The students have survived their first genetics exam, everyone passed, hooray! Now I have to figure out went wrong in the problems they missed, and shore up their weaknesses in the next week.
First thing I notice is that they are rock solid on simple Mendelian genetics, but that’s not a surprise. Mendelian genetics is dead easy, which is why I have to roll my eyes when I see racists and eugenicists babbling out terms from high school genetics — it’s all the later, more sophisticated stuff that trips them up every time. Getting cocky about the basics is a sure way to fail when reality makes its ugly appearance.
What I really have to work on are probability and statistics. Some of the students are unclear on what a p value implies, and they’re getting tripped up by simple things, like the binomial theorem. I had no idea when I got my biology degree that I’d end up having to teach math!
(Really simple math, too. High school teachers, make sure your students are aware that biology is not a math-free discipline!)



No surprise there. Physicians mostly don’t know what a p value is and they don’t understand Bayes theorem. Actually, I would say that most people who do clinical research don’t understand the meaning of a p value, which by the way I would like to see a lot less of. Go with Bayes.
Isn’t grading one of the most dull, soul-crushing element of teaching ? (my sister teaches chemistry)
The upside must be learning about the progress of former students ( if they keep in touch).
Anyway, I found math to be one of the more fun activities of university. But it helped if you had friends you could consult when you inevitably got stuck.
I often describe myself has having been a biologist who spent his day in front of a computer when that was unusual.
The 80’s and 90’s utterly transformed the way approach biology. Speaking of an observation that is significant with a p-value of 0.05 is more accurate than saying “yes, it’s there”, but much harder for people to grasp.
It was realizing that I really had to do a unit on exponential notation in the midst of a college senior-level biomechanics class that… um… gave me pause. 1.23 x 10^6 really is bigger than 4.56 x 10^3. Who knew?
I spent a significant amount of my working career doing applied statistics. I was always amazed at how little people with PhDs knew about how to apply statistics to their field, I’m talking Physicists, Chemists, Electrical/Mechanical engineers, and even other math dweebs. I just don’t think applied statistics (think linear/nonlinear regression, time series, design/analysis of experiments, probability analysis) is taught outside the statistics community. There should also be some basic optimization strategies from operations research areas taught too. At least enough to let non-stat people realize there is a lot they don’t know and that it might be useful to partner with some applied stat folks.
cervantes–
Not saying this to diss Bayesian theory, but it has its own flaws (brittle priors, overconfidence with small data sets), and as the data set enlarges, the Bayesian credibility intervals and the frequentist confidence intervals tend to converge anyway.

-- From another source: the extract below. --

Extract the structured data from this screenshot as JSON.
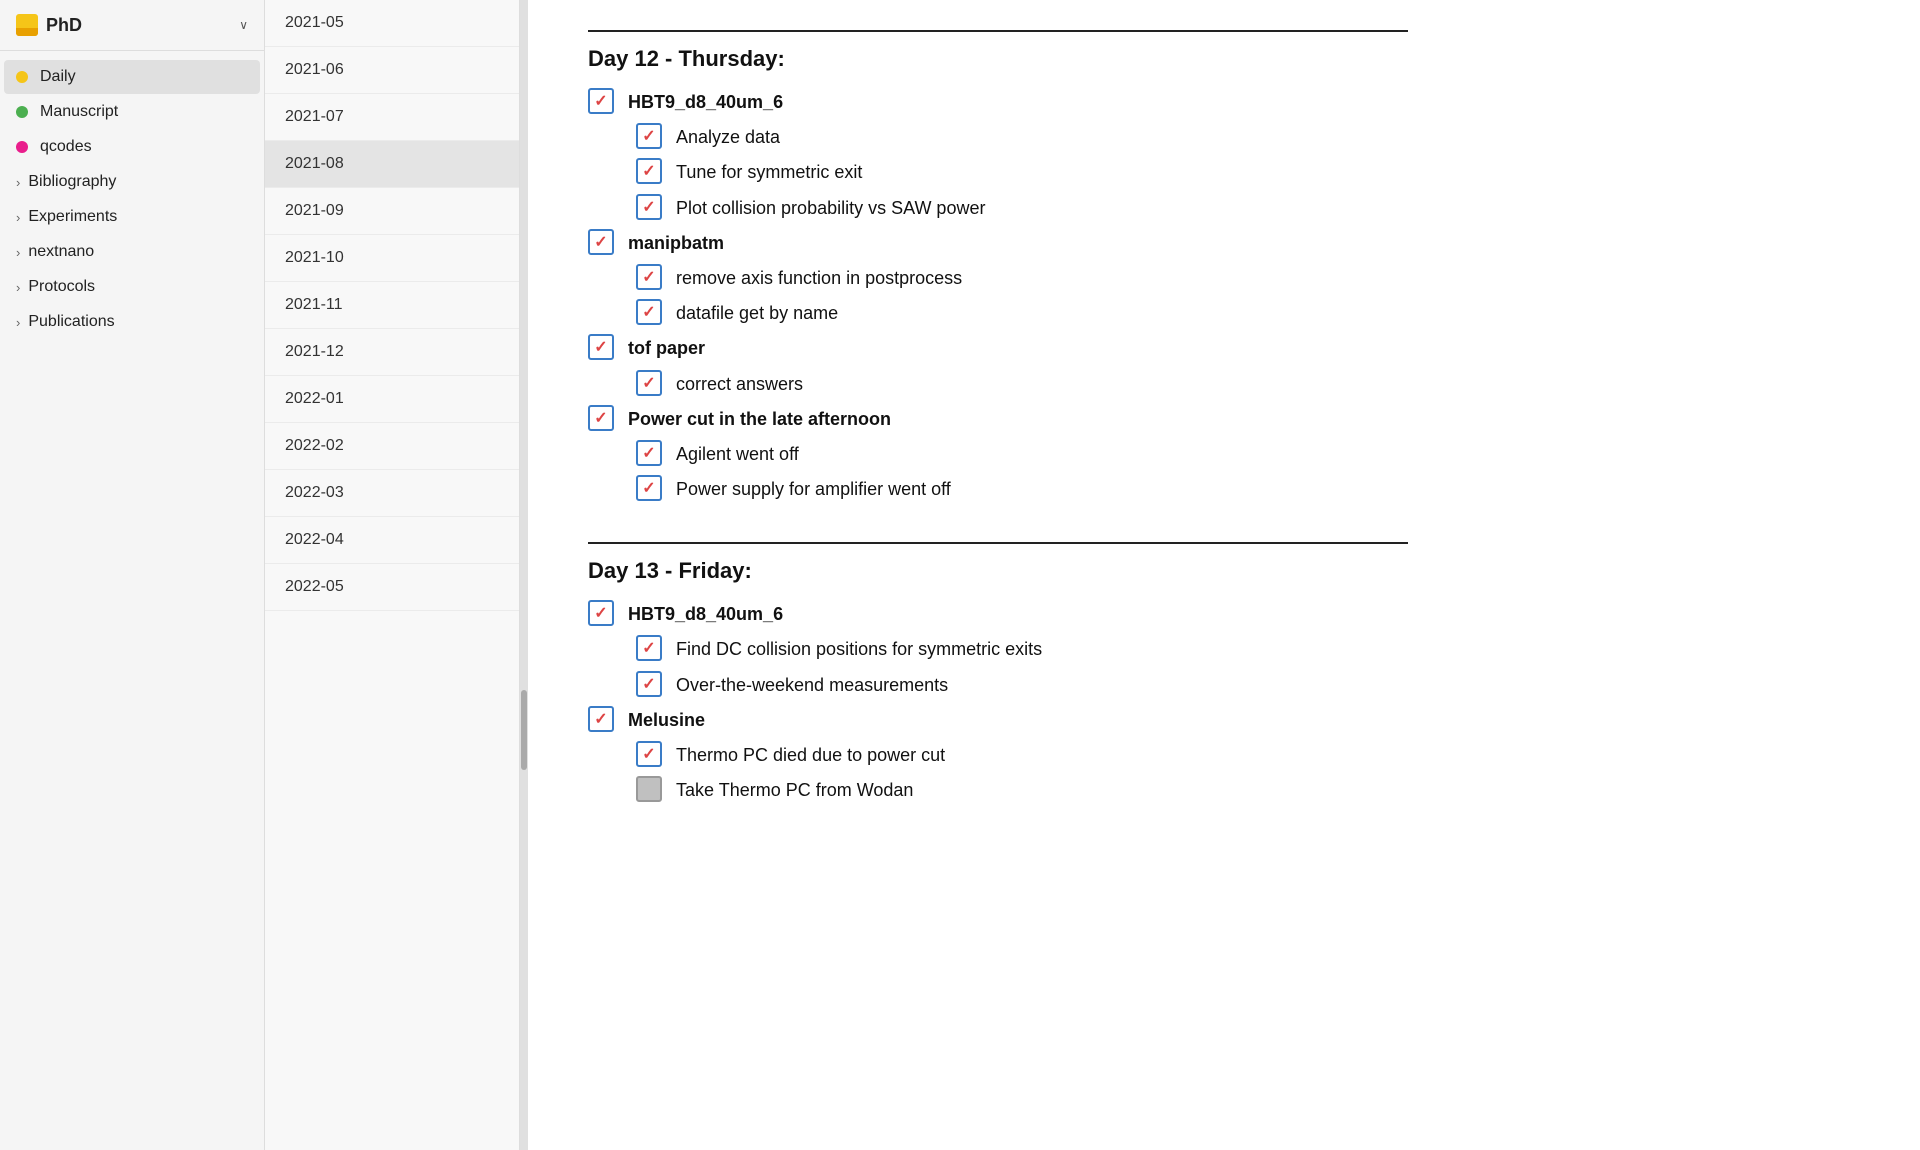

I expect that if Bayes had become the dominant statistical methodology in science, we would have just as many people not understanding it, data hacking to get better credibility intervals, and so on, and plenty of frequentists complaining that if only people used p-values, we wouldn’t have all these misapplied Bayesian stats.

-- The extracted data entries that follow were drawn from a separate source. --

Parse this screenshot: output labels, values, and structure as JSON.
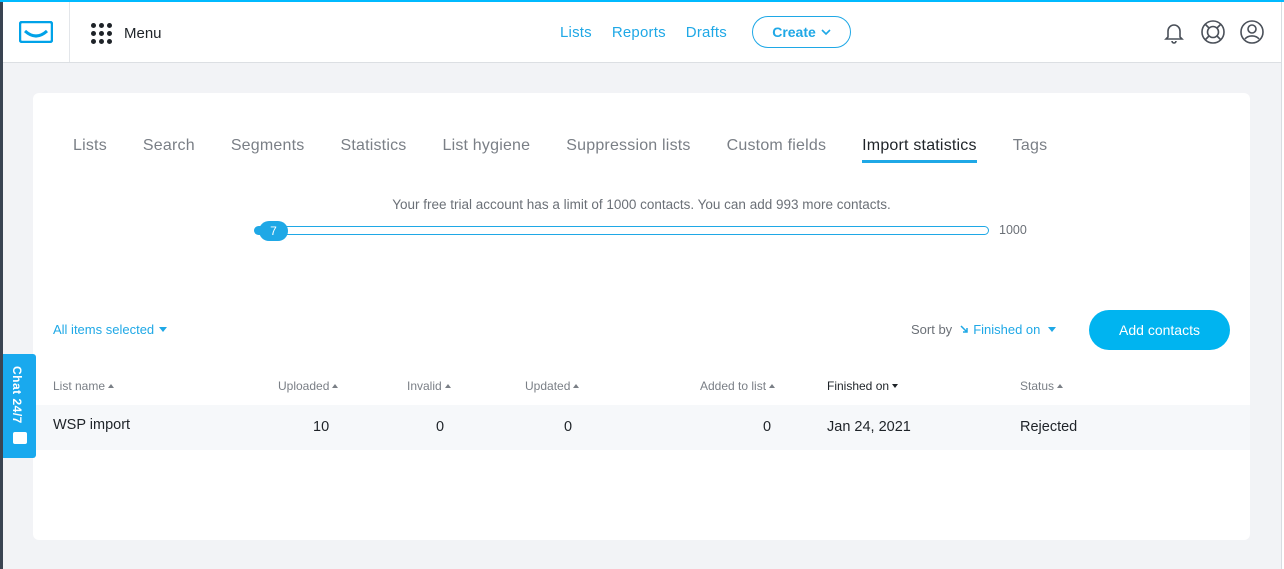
{
  "header": {
    "menu_label": "Menu",
    "nav": [
      "Lists",
      "Reports",
      "Drafts"
    ],
    "create_label": "Create",
    "icons": [
      "notification-bell-icon",
      "help-lifebuoy-icon",
      "user-account-icon"
    ]
  },
  "tabs": [
    {
      "label": "Lists",
      "active": false
    },
    {
      "label": "Search",
      "active": false
    },
    {
      "label": "Segments",
      "active": false
    },
    {
      "label": "Statistics",
      "active": false
    },
    {
      "label": "List hygiene",
      "active": false
    },
    {
      "label": "Suppression lists",
      "active": false
    },
    {
      "label": "Custom fields",
      "active": false
    },
    {
      "label": "Import statistics",
      "active": true
    },
    {
      "label": "Tags",
      "active": false
    }
  ],
  "limit": {
    "message": "Your free trial account has a limit of 1000 contacts. You can add 993 more contacts.",
    "current": "7",
    "max": "1000",
    "fraction": 0.007
  },
  "toolbar": {
    "selection_label": "All items selected",
    "sort_label": "Sort by",
    "sort_value": "Finished on",
    "add_button": "Add contacts"
  },
  "table": {
    "columns": [
      "List name",
      "Uploaded",
      "Invalid",
      "Updated",
      "Added to list",
      "Finished on",
      "Status"
    ],
    "rows": [
      {
        "list_name": "WSP import",
        "uploaded": "10",
        "invalid": "0",
        "updated": "0",
        "added": "0",
        "finished_on": "Jan 24, 2021",
        "status": "Rejected"
      }
    ]
  },
  "chat": {
    "label": "Chat 24/7"
  },
  "colors": {
    "accent": "#1fa8e6",
    "button": "#00b4f0"
  }
}
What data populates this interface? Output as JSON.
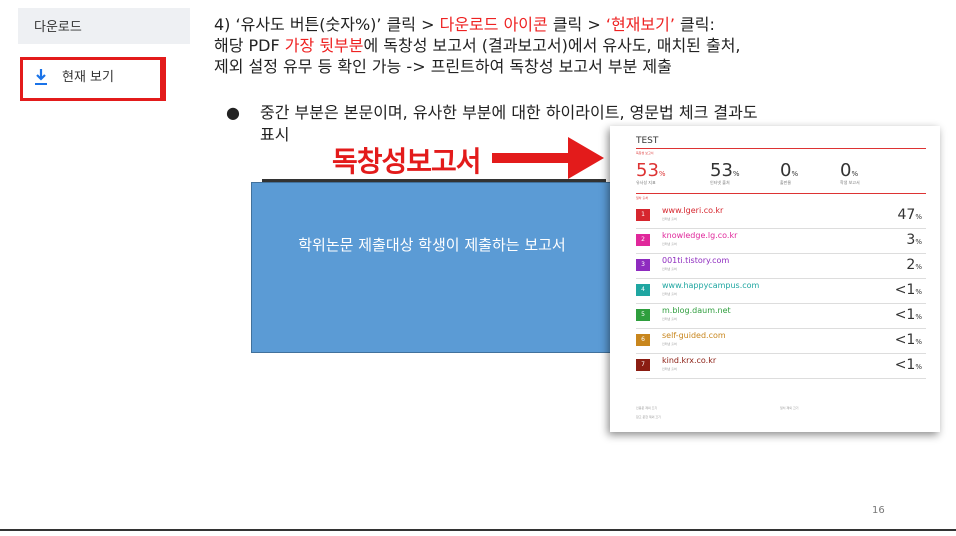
{
  "download_panel": {
    "title": "다운로드",
    "view_label": "현재 보기"
  },
  "instructions": {
    "step_prefix": "4) ‘유사도 버튼(숫자%)’ 클릭 > ",
    "step_red1": "다운로드 아이콘",
    "step_mid": " 클릭 > ",
    "step_red2": "‘현재보기’",
    "step_suffix": " 클릭:",
    "line2_prefix": "해당 PDF ",
    "line2_red": "가장 뒷부분",
    "line2_suffix": "에 독창성 보고서 (결과보고서)에서 유사도, 매치된 출처,",
    "line3": "제외 설정 유무 등 확인 가능 -> 프린트하여 독창성 보고서 부분 제출",
    "bullet_symbol": "●",
    "bullet_line1": "중간 부분은 본문이며, 유사한 부분에 대한 하이라이트, 영문법 체크 결과도",
    "bullet_line2": "표시"
  },
  "annotation": {
    "label": "독창성보고서",
    "arrow_color": "#e31b1b"
  },
  "blue_box": {
    "text": "학위논문 제출대상 학생이 제출하는 보고서",
    "color": "#5b9bd5"
  },
  "report": {
    "title": "TEST",
    "sub": "독창성 보고서",
    "stats": [
      {
        "num": "53",
        "unit": "%",
        "cap": "유사성 지표",
        "red": true
      },
      {
        "num": "53",
        "unit": "%",
        "cap": "인터넷 출처",
        "red": false
      },
      {
        "num": "0",
        "unit": "%",
        "cap": "출판물",
        "red": false
      },
      {
        "num": "0",
        "unit": "%",
        "cap": "학생 보고서",
        "red": false
      }
    ],
    "mid_cap": "일차 출처",
    "sources": [
      {
        "n": "1",
        "url": "www.lgeri.co.kr",
        "cap": "인터넷 출처",
        "pct": "47",
        "color": "#d6262e"
      },
      {
        "n": "2",
        "url": "knowledge.lg.co.kr",
        "cap": "인터넷 출처",
        "pct": "3",
        "color": "#e0289b"
      },
      {
        "n": "3",
        "url": "001ti.tistory.com",
        "cap": "인터넷 출처",
        "pct": "2",
        "color": "#8e2bbf"
      },
      {
        "n": "4",
        "url": "www.happycampus.com",
        "cap": "인터넷 출처",
        "pct": "<1",
        "color": "#1fa6a1"
      },
      {
        "n": "5",
        "url": "m.blog.daum.net",
        "cap": "인터넷 출처",
        "pct": "<1",
        "color": "#2e9e3d"
      },
      {
        "n": "6",
        "url": "self-guided.com",
        "cap": "인터넷 출처",
        "pct": "<1",
        "color": "#c8861d"
      },
      {
        "n": "7",
        "url": "kind.krx.co.kr",
        "cap": "인터넷 출처",
        "pct": "<1",
        "color": "#8b1d12"
      }
    ],
    "pct_unit": "%",
    "foot1": "인용문 제외 끄기",
    "foot2": "참고 문헌 제외 끄기",
    "foot3": "일치 제외 끄기"
  },
  "page_number": "16"
}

That is, I don’t believe most statistical misuse is caused by the philosophical complexities in either Bayesian or frequentist stats. After all, the concept of p-values is not all that difficult to understand, even if the interpretation needs care, any more than the concept of choosing sensible prior probabilities, which seems obvious to me, has been wildly abused by people trying to prove their own prejudices. Most misuse of stats is out of ignorance (desire to process data without going to the trouble of learning how), career boosting (hacking data until it’s publishable), or self-reinforcement (boosting personal beliefs with bad stats).